Aldi were selling some a few weeks ago. I bought one at the time £10 or £12. Measures damp through two probes. Calibrate to 100 and then it measures as a percentage so you take readings from various points and use the 'dry' readings as a reference. Not sure whether you will still find them on sale if you have a local Aldi but worth a try.

JohnW


----------



## GerryD (Sep 20, 2007)

A proper damp meter will cost you dearly, possibly in excess of £100. Try someone like CPC.

http://cpc.farnell.com/

Gerry


----------



## jetski (Feb 18, 2007)

*damp meter*

try hss hire shops im sure they hire them out will check catalogue later


----------



## gromett (May 9, 2005)

I bought a pro one after my problem last year. If you are near me and want to pop by you are more than welcome to borrow it.

Regards
Karl


----------



## 100000 (Jul 11, 2006)

Hi Karl,
I live between Lincoln and Grantham thanks for the offer 
Cheers
[email protected]


----------



## superspud (Jan 15, 2006)

If you need a non evasive damp meter Axminster tools sell one . Its very expensive at £300 but its ideal for tracking the location of the damp.
WWW.axminster.co.uk


----------



## gromett (May 9, 2005)

The one I have is the Protimeter Mini, http://www.merlinlazer.com/Moisture-Meters

Karl


----------



## 91154 (May 1, 2005)

*Damp tester*

We bought a Draper Damp tester from a local DIY, easy to use definitely works, cost 15 GB pounds. Have been using it for past 3 years so have saved at least 5 x 75 pounds damp checks at Dealers.


----------



## teckie (Feb 25, 2007)

Hi... have a look here... I use the Rapitest and find it to be very good at the price.

Teckie

http://www.amazon.co.uk/s?ie=UTF8&k...tag=coffeeuk42249-21&index=tools&link_code=qs


----------



## grumpyman (Sep 24, 2006)

Take a look at this link i damaged the roof to my Van and the problems I had lasted 9 months. http://www.motorhomefacts.com/ftopicp-291248.html#291248
and this link but hope you do not have the same problems.
http://www.motorhomefacts.com/ftopicp-206029.html#206029


----------



## Broom (Oct 8, 2007)

Hi All

I bought one for checking Motorhome its better than the prong type, but a lot more expensive around £140.00, its a.
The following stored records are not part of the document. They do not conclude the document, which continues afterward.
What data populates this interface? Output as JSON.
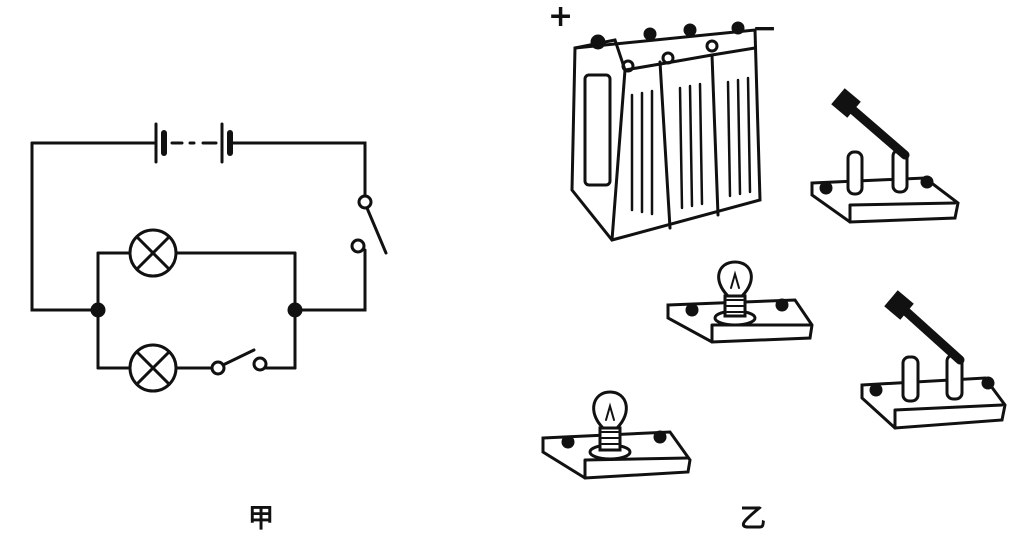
{
  "captions": {
    "left": "甲",
    "right": "乙"
  },
  "battery_terminals": {
    "positive": "+",
    "negative": "−"
  },
  "components": {
    "left_diagram": [
      "battery-cells",
      "main-switch",
      "lamp-1",
      "lamp-2",
      "branch-switch",
      "junction-left",
      "junction-right"
    ],
    "right_picture": [
      "battery-pack",
      "knife-switch-1",
      "knife-switch-2",
      "lamp-on-base-1",
      "lamp-on-base-2"
    ]
  },
  "colors": {
    "ink": "#111111",
    "background": "#ffffff"
  }
}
Moisture Meter Model CT33 and bought it from www.decoratingdirect.co.uk Tel. 01642 468900

I have no links with the company just a good piece of kit, I think they are made in Canada.

hope this helps

Best Regards
Broom


----------



## blondy (Aug 23, 2007)

My company used to do work for an organization owning many propertys.
If there was a damp problem I would meet up with the surveyer with his very expensive damp meter, I had a cheapo Rapitest meter, There was never any difference in the performance of the two meters, in fact they later used to often leave it to me to sort out problems.
cheers;


----------